Kasus paling mencolok adalah Sjamsul Nursalim, pemilik Bank BDNI, yang menerima Rp29 triliun namun melarikan diri ke luar negeri. Tommy Soeharto juga diduga terlibat dalam penyalahgunaan dana BLBI untuk menyelamatkan bisnisnya yang kolaps. Akibatnya, utang publik melonjak dan rakyat harus menanggung beban pajak serta inflasi yang meroket.

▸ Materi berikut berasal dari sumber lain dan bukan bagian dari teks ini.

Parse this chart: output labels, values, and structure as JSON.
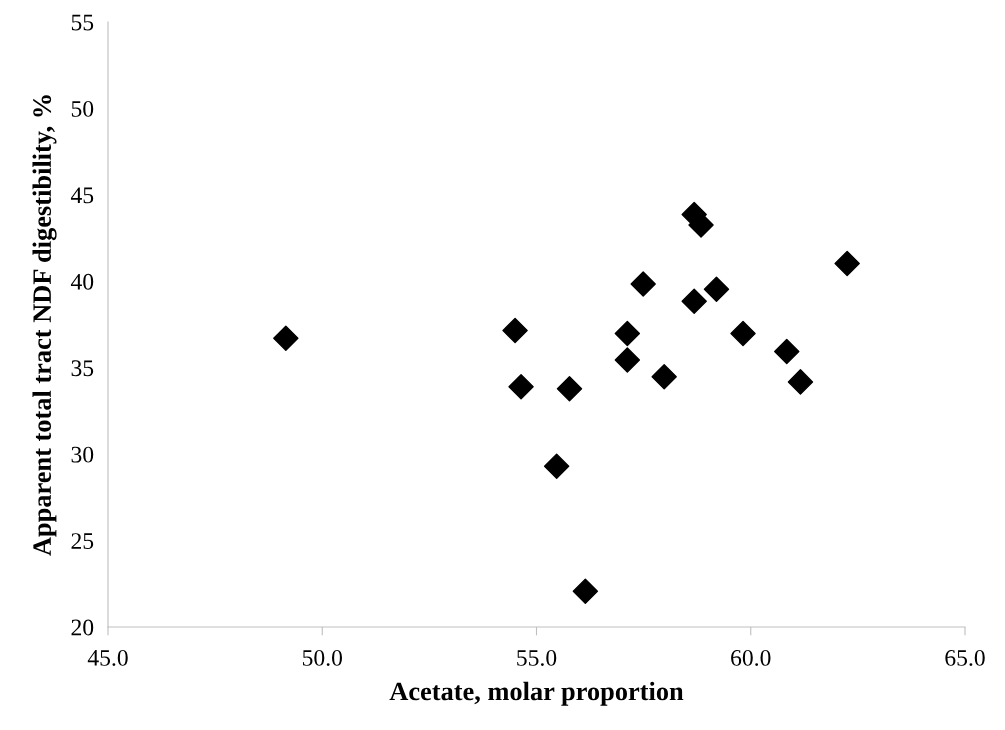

Pakto 1988: Kebijakan yang Dimanfaatkan untuk Kepentingan Kroni
Salah satu kebijakan yang membuka jalan bagi maraknya bank kroni adalah Paket Oktober (Pakto) 1988, yang mempermudah pendirian bank swasta dengan modal awal hanya Rp10 miliar. Akibatnya, jumlah bank di Indonesia melonjak dari 111 bank pada 1988 menjadi 240 bank pada 1993.
Sebagian besar bank ini tidak beroperasi sebagai institusi keuangan yang sehat, melainkan sebagai alat pencucian uang, mesin pinjaman bagi kroni, dan spekulan di pasar saham serta properti.
Bank-bank ini gagal menjalankan fungsi intermediasi yang benar. Alih-alih menyalurkan kredit untuk sektor produktif, mereka justru meminjam dolar AS dalam jumlah besar untuk investasi spekulatif tanpa perlindungan nilai tukar. Ketika krisis melanda, mereka ambruk, menyebabkan krisis kepercayaan yang semakin memperburuk perekonomian nasional.
Dampak Sosial dan Politik
Ketika krisis ekonomi mencapai puncaknya pada 1998, ketimpangan yang dihasilkan oleh sistem KKN memicu kemarahan publik. Kerusuhan besar terjadi di berbagai kota, puncaknya adalah kerusuhan Mei 1998 yang menyebabkan jatuhnya Soeharto dari kekuasaan.
Menurut data BPS, inflasi melonjak hingga 77%, sementara lebih dari 20 juta orang kehilangan pekerjaan akibat kebangkrutan perusahaan dan kolapsnya sektor keuangan. Kepercayaan terhadap sistem perbankan dan pemerintah runtuh, memicu eksodus modal besar-besaran dari Indonesia.
Krisis ekonomi 1998 bukan sekadar dampak dari faktor eksternal seperti krisis Asia, tetapi juga akibat dari korupsi sistemik yang telah lama menggerogoti fondasi ekonomi nasional.
- KKN menciptakan ekonomi yang tidak sehat, di mana hanya kroni yang menikmati keuntungan sementara rakyat menanggung beban.
- Utang swasta yang tidak dikelola dengan baik menjadi pemicu finansial utama yang memperparah dampak krisis nilai tukar.
- Penyimpangan dana publik, terutama melalui BLBI, semakin memperlemah ketahanan fiskal negara, membuat pemerintah tidak siap menghadapi krisis.
Kasus ini merupakan dampak bahaya korupsi sistemik dan pentingnya tata kelola ekonomi yang transparan dan berkeadilan. Reformasi yang dilakukan pasca-1998 berupaya memperbaiki sistem ini, tetapi tantangan korupsi di sektor keuangan dan lainnya mesin tetap menggerogoti stabilitas.